This multicenter collaborative project will involve the participation of the Centre Fòrum Research Unit of the Hospital del Mar as the entity responsible for coordinating the study and carrying out the evaluations, the Rheumatology Department of Parc de Salut Mar for patient diagnosis and referral to the study, the Institut d'investigacions Biomèdiques August Pi i Sunyer (IDIBAPS) for randomization and data base management, and the Cognitive Neuro-Lab of Open University of Catalonia (UOC) for MtCS. External accredited EMDR psychotherapists, who have extensive experience and have received specific training for this study, will carry out the therapy, with supervision from the Centre Fòrum Research Unit (Barcelona, Spain). The study has been approved by the Ethics Committee of the IMIM, Parc de Salut Mar (2019/8772/I). All participants will sign the informed consent prior to enrollment in the baseline visit. Since this study involves a low-risk intervention, a Data Monitoring Committee will not be considered. However, AV (PI) and BA (co-PI) will be in charge of assessing the progress of the trial, data safety and, if needed, may access unblinded study information during the duration of the study in order to provide recommendations regarding study modification. Any deviation from the initial protocol will be communicated to the Ethics Committee through an official statement as well as to the Clinical Trials register.
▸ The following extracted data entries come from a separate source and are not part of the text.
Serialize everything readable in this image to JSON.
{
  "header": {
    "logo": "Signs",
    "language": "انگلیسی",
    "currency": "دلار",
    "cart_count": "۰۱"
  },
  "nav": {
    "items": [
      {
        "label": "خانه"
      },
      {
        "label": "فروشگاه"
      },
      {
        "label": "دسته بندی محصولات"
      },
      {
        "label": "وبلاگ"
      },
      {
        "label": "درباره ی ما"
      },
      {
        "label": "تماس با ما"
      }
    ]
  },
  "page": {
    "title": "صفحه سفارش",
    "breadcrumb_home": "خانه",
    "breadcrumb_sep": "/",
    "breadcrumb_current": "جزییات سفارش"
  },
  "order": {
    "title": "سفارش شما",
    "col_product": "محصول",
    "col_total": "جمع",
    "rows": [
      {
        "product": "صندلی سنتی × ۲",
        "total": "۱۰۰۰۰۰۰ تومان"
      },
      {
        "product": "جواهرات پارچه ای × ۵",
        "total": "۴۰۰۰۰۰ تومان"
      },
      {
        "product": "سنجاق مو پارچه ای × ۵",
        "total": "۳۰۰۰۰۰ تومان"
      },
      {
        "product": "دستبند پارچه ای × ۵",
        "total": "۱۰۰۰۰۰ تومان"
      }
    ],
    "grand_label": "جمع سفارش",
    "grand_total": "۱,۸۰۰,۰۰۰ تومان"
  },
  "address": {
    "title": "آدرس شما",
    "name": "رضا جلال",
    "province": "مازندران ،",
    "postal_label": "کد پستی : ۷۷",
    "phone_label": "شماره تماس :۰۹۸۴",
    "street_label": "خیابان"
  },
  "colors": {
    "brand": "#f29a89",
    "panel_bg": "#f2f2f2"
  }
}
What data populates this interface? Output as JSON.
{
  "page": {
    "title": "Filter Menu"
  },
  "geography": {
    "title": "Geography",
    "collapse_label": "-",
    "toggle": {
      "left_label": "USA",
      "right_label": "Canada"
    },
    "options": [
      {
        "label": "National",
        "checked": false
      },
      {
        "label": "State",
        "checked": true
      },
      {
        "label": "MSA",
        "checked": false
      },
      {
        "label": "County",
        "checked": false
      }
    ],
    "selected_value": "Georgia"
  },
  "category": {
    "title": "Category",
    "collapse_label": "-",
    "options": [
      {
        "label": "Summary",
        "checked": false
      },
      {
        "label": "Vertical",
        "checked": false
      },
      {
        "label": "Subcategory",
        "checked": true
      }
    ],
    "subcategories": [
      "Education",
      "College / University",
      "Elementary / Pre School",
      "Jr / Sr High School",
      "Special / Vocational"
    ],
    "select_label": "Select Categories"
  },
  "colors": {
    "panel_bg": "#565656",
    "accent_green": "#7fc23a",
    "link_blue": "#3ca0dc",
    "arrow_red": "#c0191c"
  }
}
The patient sample will consist of 96 females who have been diagnosed by the Rheumatology Department of the Hospital del Mar, Barcelona, Spain, through a clinical interview aligned with the 2016 American College of Rheumatology criteria for FM. According to the CDC [62], FM is twice as likely to happen to women than men. However, in a population-based cross-sectional study by Font Gayà et al. [63] evaluating the prevalence of fibromyalgia and associated factors in Spain, the distribution by sex prevalence was 4.49% in women (95% CI, 3.76–5.35); significantly higher than the 0.29% in men (95% CI, 0.14–0.60). Our own cross-sectional study about trauma prevalence in FM was offered to both sexes, but only female patients were finally referred and included [64]. As the distribution in the study’s country is so skewed towards the female population, we decided to include female patients only. Patients with this diagnosis will be referred from the Rheumatology Department, Anxiety Disorders Unit, Adult Mental Health Centers, and other departments of the Hospital del Mar. When a participant meets the study criteria, she will be informed about the study and asked whether she would like to participate. Once she accepts, the raters will contact her to schedule the baseline visit and then she will be randomized to one of the groups. Inclusion criteria will be as (1) aged between 18 and 70 years, (2) mean pain score of at least 4 on the visual analog scale for pain (VAS pain ≥ 4) in the two weeks preceding the clinical trial, (3) presence of one or more traumatic events causing current trauma-related symptoms (detection of at least one traumatic event using the EGEP-5 initial list of traumatic events), (4) current clinical symptoms of depression and/or anxiety (Hospital Anxiety and Depression Scale ≥ 8), (5) stable medication regime over the previous 2 weeks, and (6) met internationally-established MtCS safety criteria [65]. Exclusion criteria will be as (1) comorbid autoimmune or chronic inflammatory disease, (2) neurological or serious medical diseases, (3) bipolar disorder, schizoaffective disorder, or schizophrenia, (4) suicidal ideation, (5) previous EMDR therapy, (6) substance abuse/dependency within 1 month prior to participation (except for nicotine abuse/dependency), (7) pending FM-related litigation or disability, (8) metallic implants in the head, or (9) pregnancy.
The main analysis will be the comparison between patients assigned to EMDR vs those not assigned to EMDR. The secondary analysis, only amongst patients assigned to EMDR, will be the comparison between patients assigned to active-MtCS vs patients assigned to sham-MtCS. Therefore, the individuals will not randomly be assigned to one of the three arms. Instead, the patients meeting the inclusion criteria will be randomized first to EMDR vs non-EMDR, and then those in the EMDR group to active-MtCS or sham-MtCS. For the sake of brevity, only the randomization to EMDR vs non-EMDR is described here, because the randomization to active-MtCS vs. sham-MtCS is identical. The variables used for the randomization will be age, educational level, and pain intensity score. The first two patients will be randomly allocated to EMDR with p = 2/3. For each subsequent patient, the following biased coin algorithm will be if a group includes at least two more patients than it would have to have to maintain the ratio 2 EMDR / 1 control, the patient will be randomly assigned to the other group with p = 0.6. Otherwise, there will be a simulation of the new patient as it was allocated to EMDR and calculate the between-group standardized difference in pain intensity variable, then simulate that the new patient is allocated to non-EMDR and recalculate the difference, and finally randomly allocate the patient to the group associated to the smallest difference with p = 0.6. This strategy decreases prognostic imbalances between groups because it decreases differences in potential co-founders, yet still includes randomization.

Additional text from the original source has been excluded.